Musk apoia filme sobre justiceiro anti-imigrantes barrado na Alemanha

CEO da Tesla compartilhou obra para seus seguidores no X; diretor afirma que agência de classificação etária do país europeu se recusou a avaliar a produção

Um filme de um cineasta alemão sobre um empresário que decide agir como justiceiro e perseguir e matar imigrantes criminosos ganhou nesta 5ª feira (25.jun.2026) o apoio de Elon Musk, CEO da Tesla e da SpaceX.

“Citizen Vigilante”, escrito e dirigido por Uwe Boll, foi lançado nos Estados Unidos em 19 de junho e está disponível para ser alugado nas plataformas Amazon Prime Video e Apple TV. Mas, na Alemanha, país do cineasta, o filme não recebeu uma classificação etária da agência de autorregulação FSK –o que, na prática, impede sua distribuição comercial.

Boll afirmou que a decisão da FSK teve “motivação política”, por causa da violência extrema do filme e do que foi considerado mensagem anti-imigração, e configura censura.

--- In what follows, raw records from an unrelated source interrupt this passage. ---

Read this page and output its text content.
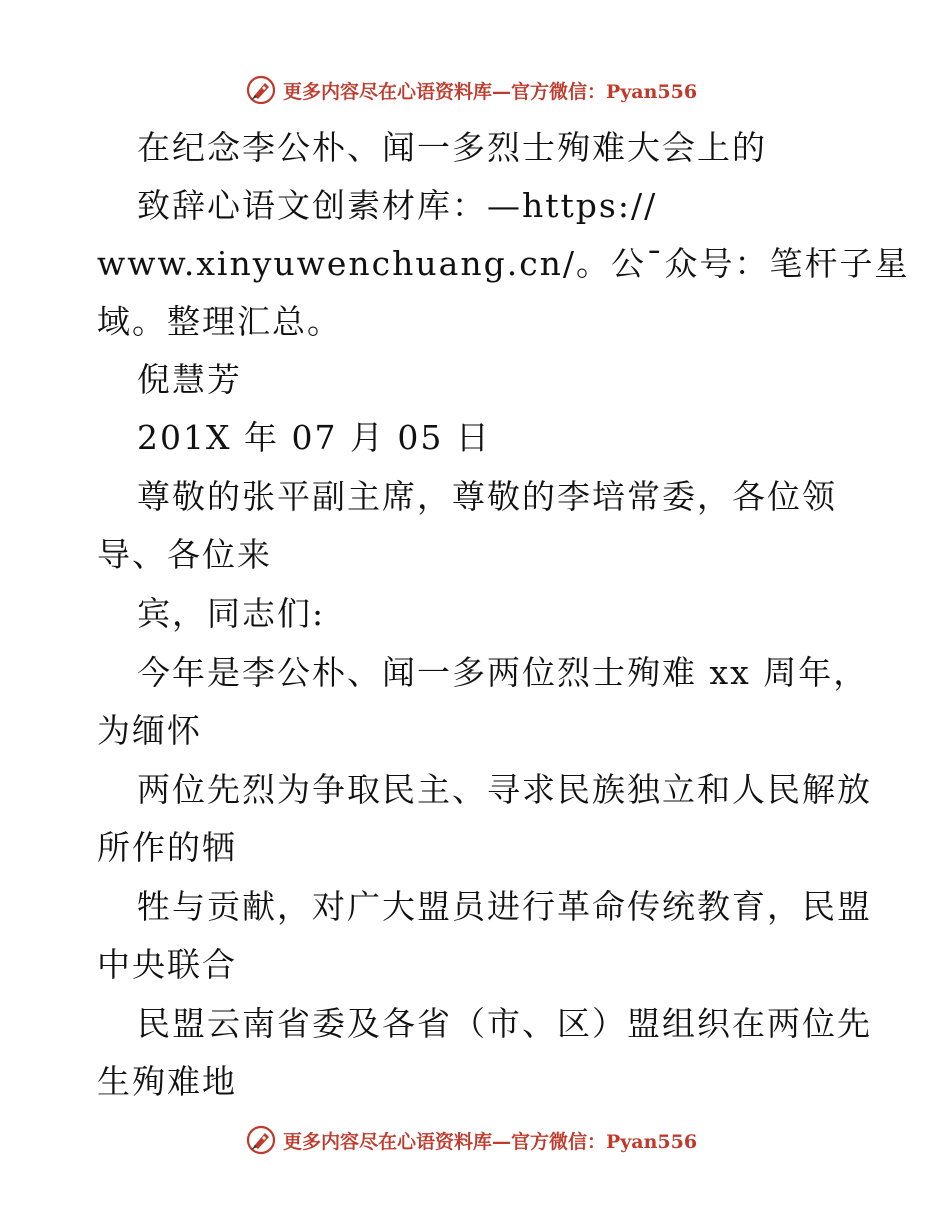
更多内容尽在心语资料库—官方微信：Pyan556
在纪念李公朴、闻一多烈士殉难大会上的
致辞心语文创素材库：—https://
www.xinyuwenchuang.cn/。公¯众号：笔杆子星
域。整理汇总。
倪慧芳
201X 年 07 月 05 日
尊敬的张平副主席，尊敬的李培常委，各位领
导、各位来
宾，同志们:
今年是李公朴、闻一多两位烈士殉难 xx 周年，
为缅怀
两位先烈为争取民主、寻求民族独立和人民解放
所作的牺
牲与贡献，对广大盟员进行革命传统教育，民盟
中央联合
民盟云南省委及各省（市、区）盟组织在两位先
生殉难地
更多内容尽在心语资料库—官方微信：Pyan556
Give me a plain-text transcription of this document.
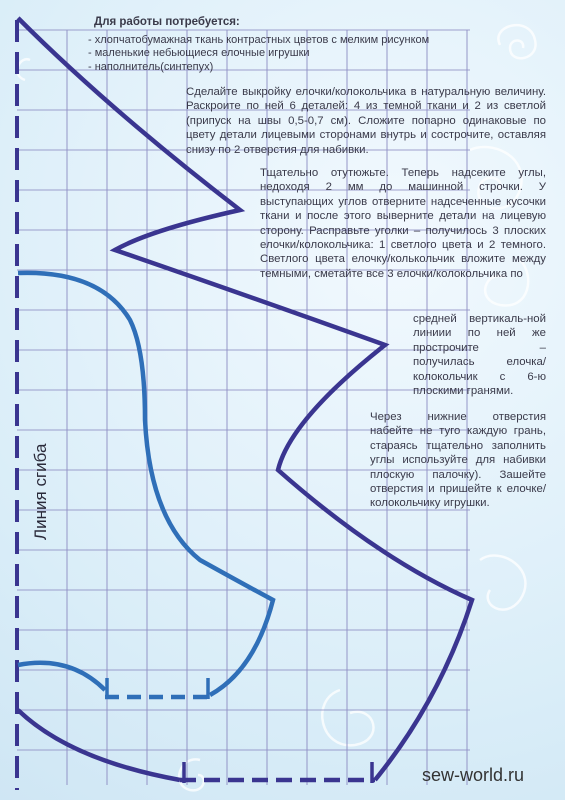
Для работы потребуется:
- хлопчатобумажная ткань контрастных цветов с мелким рисунком
- маленькие небьющиеся елочные игрушки
- наполнитель(синтепух)
Сделайте выкройку елочки/колокольчика в натуральную величину. Раскроите по ней 6 деталей: 4 из темной ткани и 2 из светлой (припуск на швы 0,5-0,7 см). Сложите попарно одинаковые по цвету детали лицевыми сторонами внутрь и сострочите, оставляя снизу по 2 отверстия для набивки.
Тщательно отутюжьте. Теперь надсеките углы, недоходя 2 мм до машинной строчки. У выступающих углов отверните надсеченные кусочки ткани и после этого выверните детали на лицевую сторону. Расправьте уголки – получилось 3 плоских елочки/колокольчика: 1 светлого цвета и 2 темного. Светлого цвета елочку/колькольчик вложите между темными, сметайте все 3 елочки/колокольчика по
средней вертикаль-ной линиии по ней же прострочите – получилась елочка/ колокольчик с 6-ю плоскими гранями.
Через нижние отверстия набейте не туго каждую грань, стараясь тщательно заполнить углы используйте для набивки плоскую палочку). Зашейте отверстия и пришейте к елочке/ колокольчику игрушки.
Линия сгиба
sew-world.ru
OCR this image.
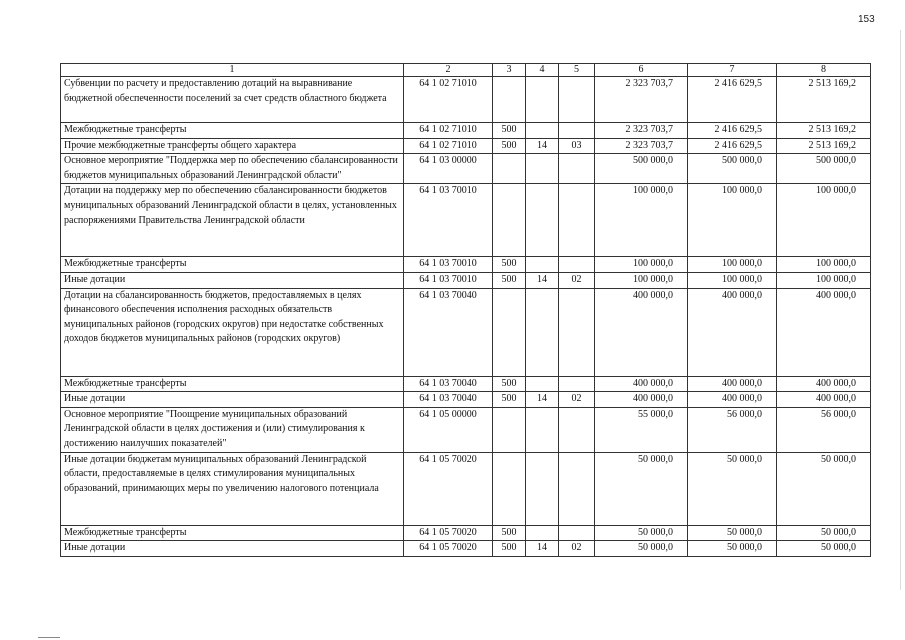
153
1	2	3	4	5	6	7	8
Субвенции по расчету и предоставлению дотаций на выравнивание бюджетной обеспеченности поселений за счет средств областного бюджета	64 1 02 71010				2 323 703,7	2 416 629,5	2 513 169,2
Межбюджетные трансферты	64 1 02 71010	500			2 323 703,7	2 416 629,5	2 513 169,2
Прочие межбюджетные трансферты общего характера	64 1 02 71010	500	14	03	2 323 703,7	2 416 629,5	2 513 169,2
Основное мероприятие "Поддержка мер по обеспечению сбалансированности бюджетов муниципальных образований Ленинградской области"	64 1 03 00000				500 000,0	500 000,0	500 000,0
Дотации на поддержку мер по обеспечению сбалансированности бюджетов муниципальных образований Ленинградской области в целях, установленных распоряжениями Правительства Ленинградской области	64 1 03 70010				100 000,0	100 000,0	100 000,0
Межбюджетные трансферты	64 1 03 70010	500			100 000,0	100 000,0	100 000,0
Иные дотации	64 1 03 70010	500	14	02	100 000,0	100 000,0	100 000,0
Дотации на сбалансированность бюджетов, предоставляемых в целях финансового обеспечения исполнения расходных обязательств муниципальных районов (городских округов) при недостатке собственных доходов бюджетов муниципальных районов (городских округов)	64 1 03 70040				400 000,0	400 000,0	400 000,0
Межбюджетные трансферты	64 1 03 70040	500			400 000,0	400 000,0	400 000,0
Иные дотации	64 1 03 70040	500	14	02	400 000,0	400 000,0	400 000,0
Основное мероприятие "Поощрение муниципальных образований Ленинградской области в целях достижения и (или) стимулирования к достижению наилучших показателей"	64 1 05 00000				55 000,0	56 000,0	56 000,0
Иные дотации бюджетам муниципальных образований Ленинградской области, предоставляемые в целях стимулирования муниципальных образований, принимающих меры по увеличению налогового потенциала	64 1 05 70020				50 000,0	50 000,0	50 000,0
Межбюджетные трансферты	64 1 05 70020	500			50 000,0	50 000,0	50 000,0
Иные дотации	64 1 05 70020	500	14	02	50 000,0	50 000,0	50 000,0
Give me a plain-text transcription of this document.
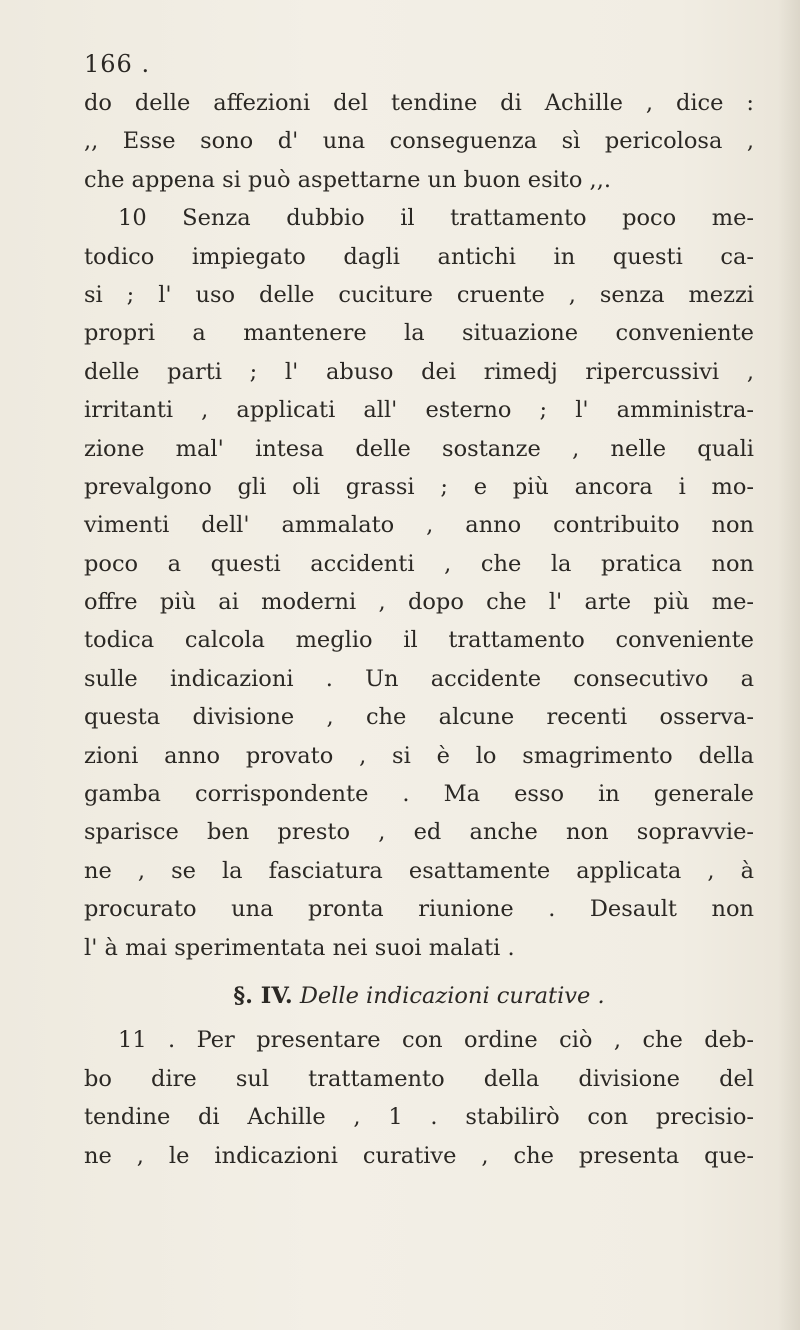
166 .
do delle affezioni del tendine di Achille , dice :
,, Esse sono d' una conseguenza sì pericolosa ,
che appena si può aspettarne un buon esito ,,.
10 Senza dubbio il trattamento poco me-
todico impiegato dagli antichi in questi ca-
si ; l' uso delle cuciture cruente , senza mezzi
propri a mantenere la situazione conveniente
delle parti ; l' abuso dei rimedj ripercussivi ,
irritanti , applicati all' esterno ; l' amministra-
zione mal' intesa delle sostanze , nelle quali
prevalgono gli oli grassi ; e più ancora i mo-
vimenti dell' ammalato , anno contribuito non
poco a questi accidenti , che la pratica non
offre più ai moderni , dopo che l' arte più me-
todica calcola meglio il trattamento conveniente
sulle indicazioni . Un accidente consecutivo a
questa divisione , che alcune recenti osserva-
zioni anno provato , si è lo smagrimento della
gamba corrispondente . Ma esso in generale
sparisce ben presto , ed anche non sopravvie-
ne , se la fasciatura esattamente applicata , à
procurato una pronta riunione . Desault non
l' à mai sperimentata nei suoi malati .
§. IV. Delle indicazioni curative .
11 . Per presentare con ordine ciò , che deb-
bo dire sul trattamento della divisione del
tendine di Achille , 1 . stabilirò con precisio-
ne , le indicazioni curative , che presenta que-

Na 5ª feira, ele colocou a obra na íntegra no X, avisando que ela ficaria disponível para ser assistida até a manhã de sábado (27.jun). Musk, que também é dono do X e tem 240 milhões de seguidores na rede social, então repostou o filme.

O filme repercutiu na direita brasileira. O jornalista e blogueiro Allan dos Santos afirmou nesta 6ª feira (26.jun), em seu perfil no X, que Elon Musk adquiriu os direitos de distribuição e disponibilizou o filme gratuitamente no X, para que qualquer pessoa possa assistir e tirar suas próprias conclusões”

Segundo ele, o longa é “sobre um homem que decide enfrentar imigrantes ilegais responsáveis por aterrorizar sua cidade foi proibido em vários países sob a acusação de ‘discurso de ódio’. O Poder360 não encontrou informações de que Musk teria adquirido os direitos de distribuição da obra, nem que ela teria sido banida além da Alemanha.

Estrelado por Armie Hammer, o filme acompanha um homem revoltado com a deterioração da ordem pública que decide fazer justiça com as próprias mãos. A maior parte dos alvos do personagem são imigrantes.

O diretor afirma que o filme se inspira em um episódio ocorrido em 2016, em Hamburgo, quando um grupo de adolescentes estuprou uma menina de 14 anos. Ninguém foi preso. Boll critica a forma como o caso foi tratado pela imprensa e diz que o debate público na Europa teria perdido o senso de proporção sobre como tratar a imigração.